We’ve put together a short list of things you will want to consider before jumping whole hog into an organic lifestyle. Take a look below.

  1. Organic food is more expensive than standard food. Can your food budget afford the extra cost?

Take a look at you current food budget and then compare it to the costs of eating the same items as organic food. Some things will disappear from your food budget – processed snacks, perhaps – but could be replaced by more fruits and vegetables. You already may purchase fruits and vegetables, of course, but organic produce will cost you more. Couple that with the fact that you may end up buying more of the more expensive fruit/vegetables to replace the produced foods.

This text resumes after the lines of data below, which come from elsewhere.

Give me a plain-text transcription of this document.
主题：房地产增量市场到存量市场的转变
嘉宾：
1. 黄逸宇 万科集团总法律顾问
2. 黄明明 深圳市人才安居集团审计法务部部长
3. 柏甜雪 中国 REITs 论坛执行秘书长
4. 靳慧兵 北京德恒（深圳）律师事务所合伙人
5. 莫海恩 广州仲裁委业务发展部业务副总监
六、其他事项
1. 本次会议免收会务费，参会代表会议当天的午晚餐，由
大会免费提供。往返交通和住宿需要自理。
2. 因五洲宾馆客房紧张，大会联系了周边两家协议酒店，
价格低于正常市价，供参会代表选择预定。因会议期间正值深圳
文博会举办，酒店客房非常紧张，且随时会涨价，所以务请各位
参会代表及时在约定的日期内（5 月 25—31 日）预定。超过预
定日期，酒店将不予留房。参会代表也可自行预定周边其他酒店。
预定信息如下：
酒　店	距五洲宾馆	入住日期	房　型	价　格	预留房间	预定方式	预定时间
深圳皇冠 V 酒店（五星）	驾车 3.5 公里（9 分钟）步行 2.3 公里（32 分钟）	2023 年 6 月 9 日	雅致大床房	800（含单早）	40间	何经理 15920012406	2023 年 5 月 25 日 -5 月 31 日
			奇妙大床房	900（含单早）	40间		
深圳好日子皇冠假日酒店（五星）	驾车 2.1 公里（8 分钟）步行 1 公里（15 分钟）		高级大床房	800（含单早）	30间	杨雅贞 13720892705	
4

Your family probably may become healthier in the long run as everyone eats an organic diet, but can your budget afford the new, higher cost in the short run?

  1. Organic produce doesn’t look as “pretty” as standard-grown produce.

Bananas, for example, can be small and black-ish appearing. Apples aren’t as vibrantly red or green as you – or your five-year-old – are used to. Can you get over your possible aversion to the “ugly” food? Can you handle an unhappy five-year-old who refuses to eat “that yucky banana!”?

  1. Are you willing to listen politely to those who disagree with or don’t understand your decision?

There will be naysayers! Once you state you eat only organic, be ready for the pushback from people who love you – and even complete strangers. Everyone has an opinion.

You also may be teased by friends: “I’d love to have your over for dinner but I know you eat only organic. But could you make an exception just for me? Otherwise, I’ll have to go find a grass-fed steer to slay for you. (Wink, wink.)”

  1. How much does “all in” mean?

Will you only eat organic food all the time, every time, no matter what? Or will you allow yourself some leeway? If so, what constitutes a time to give yourself a pass to eat non-organic food?

Most people find it pretty much impossible to eat organic food all the time. Eating out with friends for example: what happens if they decide to eat at a spot that has no organic food? What will you do? Vacations? Business trips? Staying over at a friends’ home?

Will you feel comfortable asking “what restaurant?” and then turning the chance to go out down? What if doing so hurts your friends’ feelings? Will they see you as judgmental?

These are all things you should think about ahead of time. Start thinking of how you’ll handle possible challenging situations before they come up.